“还说我衣冠禽兽,不看看你是怎么做的。真有本事你去啊?”
听这医倌儿如此一说,姚宁心下一急,脸上顿时色如朱砂。心想:我要是个大夫便早就去了,还用听你来说教。随即便猛然想起魏哥儿不就是学过医的吗,这次真是骑驴找驴了。
心想着,就转过身看魏凝。只见他呆望着地上的孩子,两眼中透露点点微光。这是什么神色,怜悯吗?不,绝对不止。
摇醒魏凝,便让他上前去救救这孩子。
魏凝一脸正气走近孩子,右手轻一撩袍单膝半跪,左手搭上了脉。不一时便抱上孩子站起身来,对姚宁轻说一声让人散开。
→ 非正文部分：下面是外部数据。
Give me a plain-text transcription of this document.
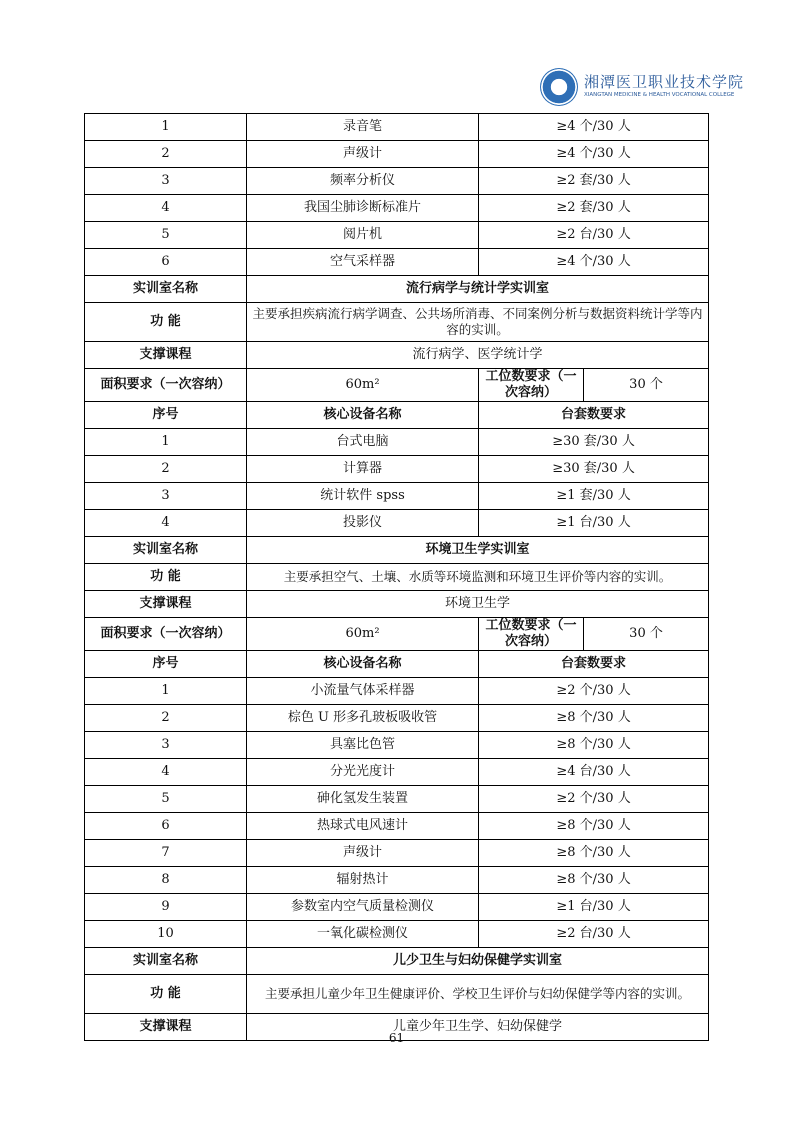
湘潭医卫职业技术学院
XIANGTAN MEDICINE & HEALTH VOCATIONAL COLLEGE
1	录音笔	≥4 个/30 人	
2	声级计	≥4 个/30 人	
3	频率分析仪	≥2 套/30 人	
4	我国尘肺诊断标准片	≥2 套/30 人	
5	阅片机	≥2 台/30 人	
6	空气采样器	≥4 个/30 人	
实训室名称	流行病学与统计学实训室		
功 能	主要承担疾病流行病学调查、公共场所消毒、不同案例分析与数据资料统计学等内容的实训。		
支撑课程	流行病学、医学统计学		
面积要求（一次容纳）	60m²	工位数要求（一次容纳）	30 个
序号	核心设备名称	台套数要求	
1	台式电脑	≥30 套/30 人	
2	计算器	≥30 套/30 人	
3	统计软件 spss	≥1 套/30 人	
4	投影仪	≥1 台/30 人	
实训室名称	环境卫生学实训室		
功 能	主要承担空气、土壤、水质等环境监测和环境卫生评价等内容的实训。		
支撑课程	环境卫生学		
面积要求（一次容纳）	60m²	工位数要求（一次容纳）	30 个
序号	核心设备名称	台套数要求	
1	小流量气体采样器	≥2 个/30 人	
2	棕色 U 形多孔玻板吸收管	≥8 个/30 人	
3	具塞比色管	≥8 个/30 人	
4	分光光度计	≥4 台/30 人	
5	砷化氢发生装置	≥2 个/30 人	
6	热球式电风速计	≥8 个/30 人	
7	声级计	≥8 个/30 人	
8	辐射热计	≥8 个/30 人	
9	参数室内空气质量检测仪	≥1 台/30 人	
10	一氧化碳检测仪	≥2 台/30 人	
实训室名称	儿少卫生与妇幼保健学实训室		
功 能	主要承担儿童少年卫生健康评价、学校卫生评价与妇幼保健学等内容的实训。		
支撑课程	儿童少年卫生学、妇幼保健学		
61
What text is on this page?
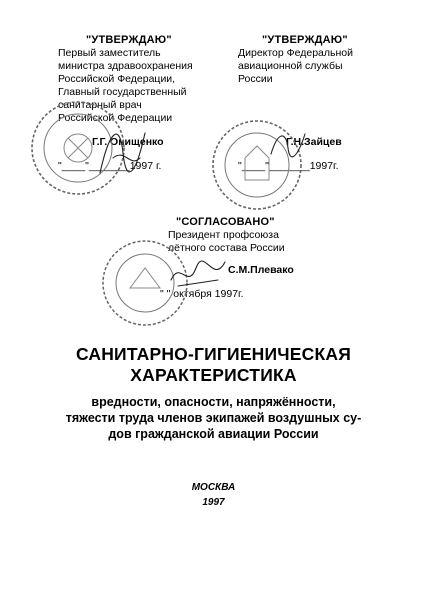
"УТВЕРЖДАЮ"
Первый заместитель
министра здравоохранения
Российской Федерации,
Главный государственный
санитарный врач
Российской Федерации
Г.Г. Онищенко
"____"_______1997 г.
"УТВЕРЖДАЮ"
Директор Федеральной
авиационной службы
России
Г.Н.Зайцев
"____"_______1997г.
"СОГЛАСОВАНО"
Президент профсоюза
лётного состава России
С.М.Плевако
" " октября 1997г.
САНИТАРНО-ГИГИЕНИЧЕСКАЯ
ХАРАКТЕРИСТИКА
вредности, опасности, напряжённости,
тяжести труда членов экипажей воздушных су-
дов гражданской авиации России
МОСКВА
1997
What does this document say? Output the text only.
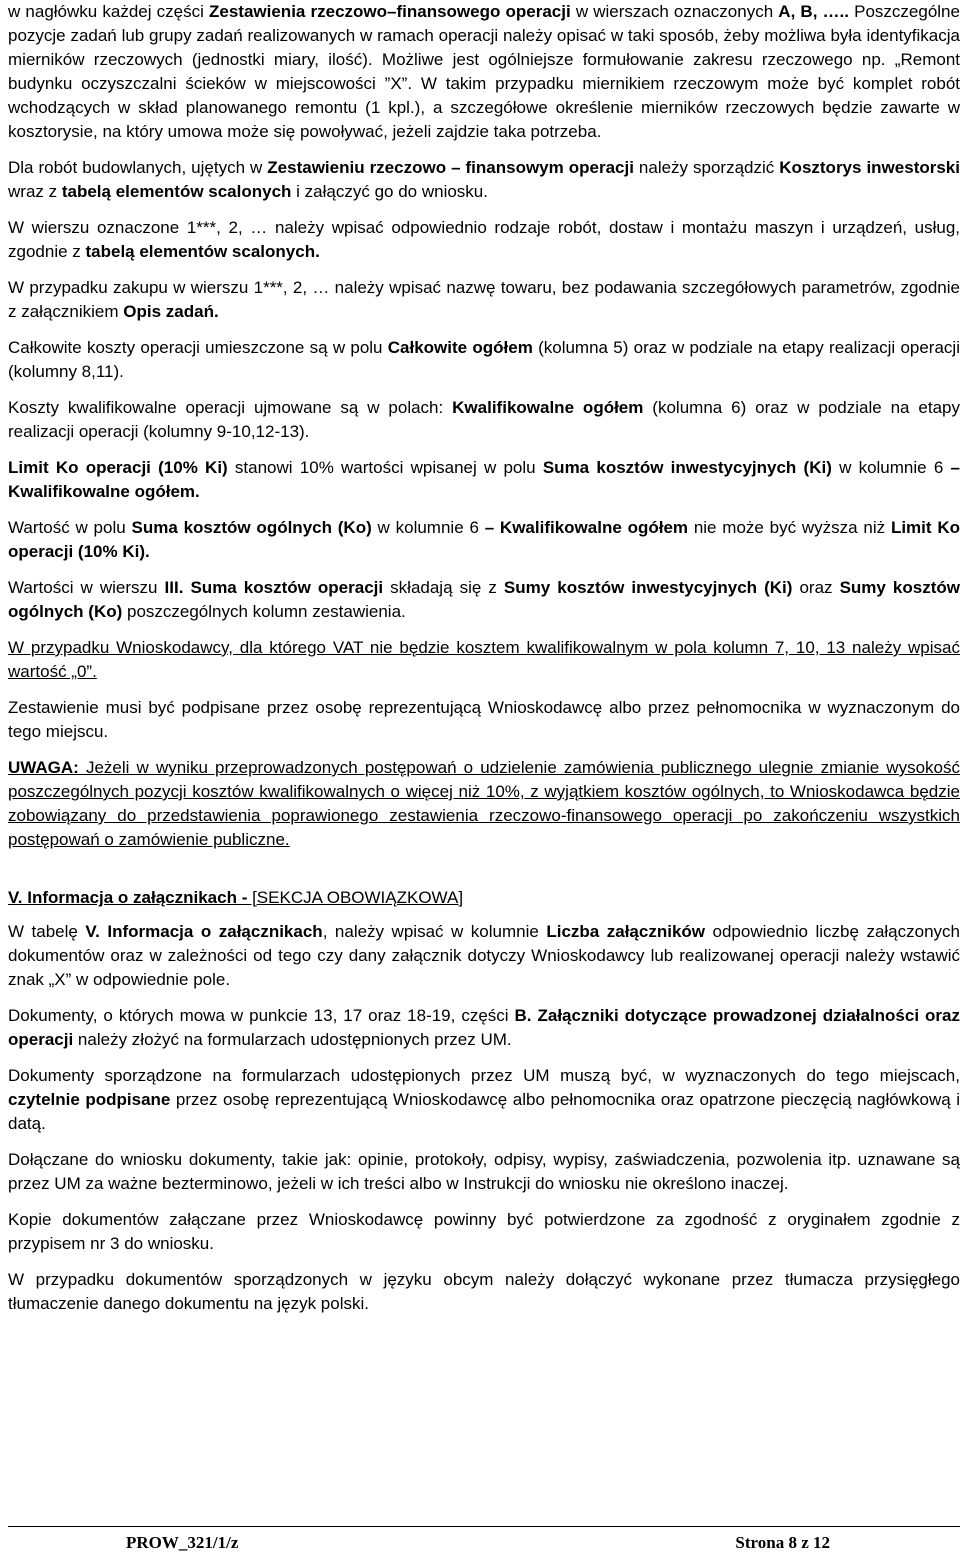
w nagłówku każdej części Zestawienia rzeczowo–finansowego operacji w wierszach oznaczonych A, B, ….. Poszczególne pozycje zadań lub grupy zadań realizowanych w ramach operacji należy opisać w taki sposób, żeby możliwa była identyfikacja mierników rzeczowych (jednostki miary, ilość). Możliwe jest ogólniejsze formułowanie zakresu rzeczowego np. „Remont budynku oczyszczalni ścieków w miejscowości ”X”. W takim przypadku miernikiem rzeczowym może być komplet robót wchodzących w skład planowanego remontu (1 kpl.), a szczegółowe określenie mierników rzeczowych będzie zawarte w kosztorysie, na który umowa może się powoływać, jeżeli zajdzie taka potrzeba.

Dla robót budowlanych, ujętych w Zestawieniu rzeczowo – finansowym operacji należy sporządzić Kosztorys inwestorski wraz z tabelą elementów scalonych i załączyć go do wniosku.

W wierszu oznaczone 1***, 2, … należy wpisać odpowiednio rodzaje robót, dostaw i montażu maszyn i urządzeń, usług, zgodnie z tabelą elementów scalonych.

W przypadku zakupu w wierszu 1***, 2, … należy wpisać nazwę towaru, bez podawania szczegółowych parametrów, zgodnie z załącznikiem Opis zadań.

Całkowite koszty operacji umieszczone są w polu Całkowite ogółem (kolumna 5) oraz w podziale na etapy realizacji operacji (kolumny 8,11).

Koszty kwalifikowalne operacji ujmowane są w polach: Kwalifikowalne ogółem (kolumna 6) oraz w podziale na etapy realizacji operacji (kolumny 9-10,12-13).

Limit Ko operacji (10% Ki) stanowi 10% wartości wpisanej w polu Suma kosztów inwestycyjnych (Ki) w kolumnie 6 – Kwalifikowalne ogółem.

Wartość w polu Suma kosztów ogólnych (Ko) w kolumnie 6 – Kwalifikowalne ogółem nie może być wyższa niż Limit Ko operacji (10% Ki).

Wartości w wierszu III. Suma kosztów operacji składają się z Sumy kosztów inwestycyjnych (Ki) oraz Sumy kosztów ogólnych (Ko) poszczególnych kolumn zestawienia.

W przypadku Wnioskodawcy, dla którego VAT nie będzie kosztem kwalifikowalnym w pola kolumn 7, 10, 13 należy wpisać wartość „0”.

Zestawienie musi być podpisane przez osobę reprezentującą Wnioskodawcę albo przez pełnomocnika w wyznaczonym do tego miejscu.

UWAGA: Jeżeli w wyniku przeprowadzonych postępowań o udzielenie zamówienia publicznego ulegnie zmianie wysokość poszczególnych pozycji kosztów kwalifikowalnych o więcej niż 10%, z wyjątkiem kosztów ogólnych, to Wnioskodawca będzie zobowiązany do przedstawienia poprawionego zestawienia rzeczowo-finansowego operacji po zakończeniu wszystkich postępowań o zamówienie publiczne.

V. Informacja o załącznikach - [SEKCJA OBOWIĄZKOWA]

W tabelę V. Informacja o załącznikach, należy wpisać w kolumnie Liczba załączników odpowiednio liczbę załączonych dokumentów oraz w zależności od tego czy dany załącznik dotyczy Wnioskodawcy lub realizowanej operacji należy wstawić znak „X” w odpowiednie pole.

Dokumenty, o których mowa w punkcie 13, 17 oraz 18-19, części B. Załączniki dotyczące prowadzonej działalności oraz operacji należy złożyć na formularzach udostępnionych przez UM.

Dokumenty sporządzone na formularzach udostępionych przez UM muszą być, w wyznaczonych do tego miejscach, czytelnie podpisane przez osobę reprezentującą Wnioskodawcę albo pełnomocnika oraz opatrzone pieczęcią nagłówkową i datą.

Dołączane do wniosku dokumenty, takie jak: opinie, protokoły, odpisy, wypisy, zaświadczenia, pozwolenia itp. uznawane są przez UM za ważne bezterminowo, jeżeli w ich treści albo w Instrukcji do wniosku nie określono inaczej.

Kopie dokumentów załączane przez Wnioskodawcę powinny być potwierdzone za zgodność z oryginałem zgodnie z przypisem nr 3 do wniosku.

W przypadku dokumentów sporządzonych w języku obcym należy dołączyć wykonane przez tłumacza przysięgłego tłumaczenie danego dokumentu na język polski.

PROW_321/1/z	Strona 8 z 12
姚宁会意,便大喊着说:“大家都散了吧,没什么热闹可看了”
眼看着事情就此了结,大家也就不再围观,各自三三两两相伴着散了。
“这孩子现在怎么样,要用些什么吗?”
话一说完姚宁便凑到魏凝身后,不再多言。
魏凝横抱着孩子,吩咐姚宁先进茶楼备些吃食,便慢慢走进了茶楼。
还是同一处雅间,眼前的桌子上摆满菜肴。不知是用了什么法子,孩子已经醒了过来,正在大口吃着饭菜。
“慢点吃,别噎着,要是不够的话还有。”
姚宁单手托腮,轻声嘱咐着孩子。还真别说,前刻还半步迈进阎罗殿的人,此刻便活蹦乱跳起来,实在是令人难以捉摸。
可魏凝明明只是喂了一颗药丸而已。
“那个,凝哥儿。你刚才用的药丸还有没了,要不送弟弟我几瓶?”
“没了,真没了。”
“好东西要大家一起用,就别藏着了。”
“你以为有好东西我还防着你啊,这药我就一颗,是救命用的。”
魏凝微微一笑,回他说了几句。姚宁也听出他不是玩笑,便转眼看向孩子,不再纠缠。
再看这孩子,许是日子过得艰苦,饿得实在难熬,一会儿功夫便三四碗米饭入口,七八个包子下肚,看势头竟还没填满五脏庙。柴骨细手还在菜肴与嘴边游走,看得人心里总觉的怪怪的。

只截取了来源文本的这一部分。